Upon the people's physique when Ruthenia joined the Republic, it is interesting to have the observations of a medical man. Dr. Girsa, the present Czechoslovak Minister in Belgrade, told me the other day that the average Ruthene in 1919 was found to be quite incapable of performing the same amount of agricultural labour as a Czech or a Slovak. The food on which he had existed was insufficient and the Red Cross kitchens, established throughout the province in 1919, were two or three years in teaching the Ruthene women how to cook. . . . And it has not been a very easy task to induce the Ruthenes to live hygienically—so much leeway had to be made up. The peasants were disinclined to inform the authorities of typhoid cases and dysentery ; they have even attacked with knives the doctors who come with an ambulance for the sufferers. And when the sick man is removed, sometimes by force, it has been found that his relatives, afraid lest in the hospitals his embroidered Sunday clothes and linen will be spoiled, have removed these, of course not disinfected, to the house of a neighbour. But gradually the Ruthenes, both in their mountains and in the plains—where the marshy districts are being strenuously regulated—can be said to have grown more amenable to the doctors and more healthy. Hospitals, large and small, have been erected all over the province ; one of the first is at Berehovo on the Hungarian frontier, and any Hungarian casualty is permitted to cross the frontier without a passport and if unable to pay, he receives gratuitous treatment.

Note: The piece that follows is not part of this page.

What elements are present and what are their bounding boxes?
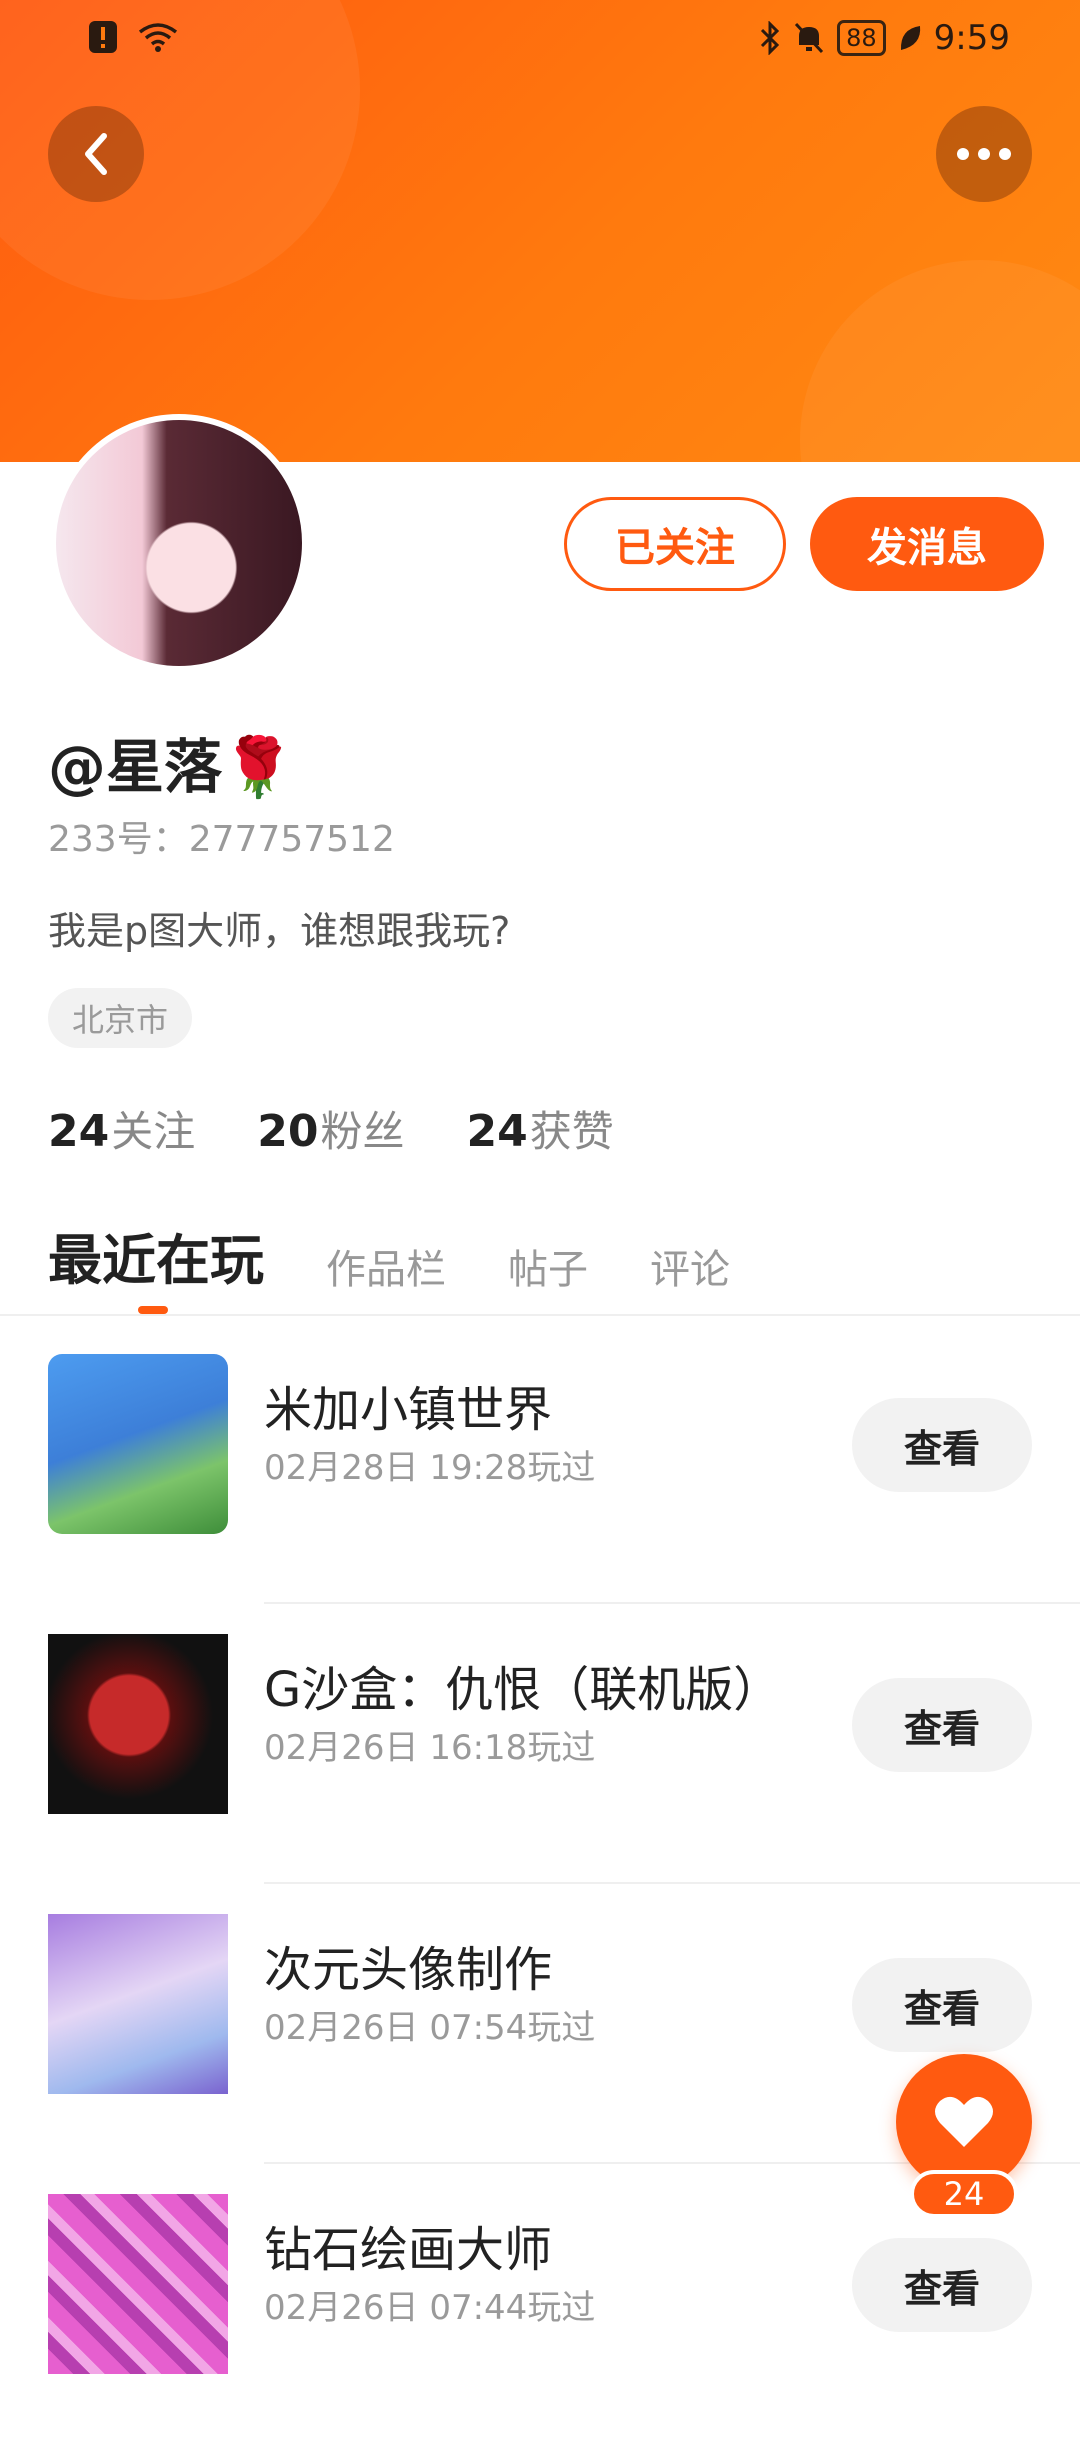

One of the most admirable of the gratuitous institutions in Ruthenia is the Jasina wood-school, where shepherd lads, who want to do something more than to carve bits of wood while tending their flocks, may be trained to be carpenters, sculptors, artists in wood or other materials. One of the schools, the existence of which should make a neighbouring country blush, is a large State-supported school at Mukacevo, where all the instruction is given to the orthodox Jews in Hebrew, except for an hour or two a week of Czech, so that the pupils will not be handicapped in seeking for employment in the Civil Service. In many Ruthenian places the Jews who are not so strictly orthodox frequent the Czech school, and what can be more amiable than the attitude of the Czech children, who, because the Jews do not present themselves on a Saturday, refuse to leap ahead of them in the path of knowledge and likewise refrain from coming to school ? And at an experimental farm near Berehovo I met a Czech official, a Roman Catholic who on October 28th, the national day of independence, does not go to church but to the synagogue, because, he told me, the rabbi is particularly eloquent.

A good deal remains to be done in Ruthenia and a good deal to be undone. For instance, in Uihorod, a town of no great size, there are some forty newspapers. One could do without some of them, especially without the so-called " Revolver-Press," the papers of which gain their livelihood not by what they print but by the scandalous material which comes into their office and which they consent, for a con- sideration, not to publish.

" If someone," says a Ruthene proverb, " pulls you by the hair, do not resist." The Czechs and the Slovaks have been pulling the Ruthenes—and not too violently—to a higher life and those who resist are comparatively few.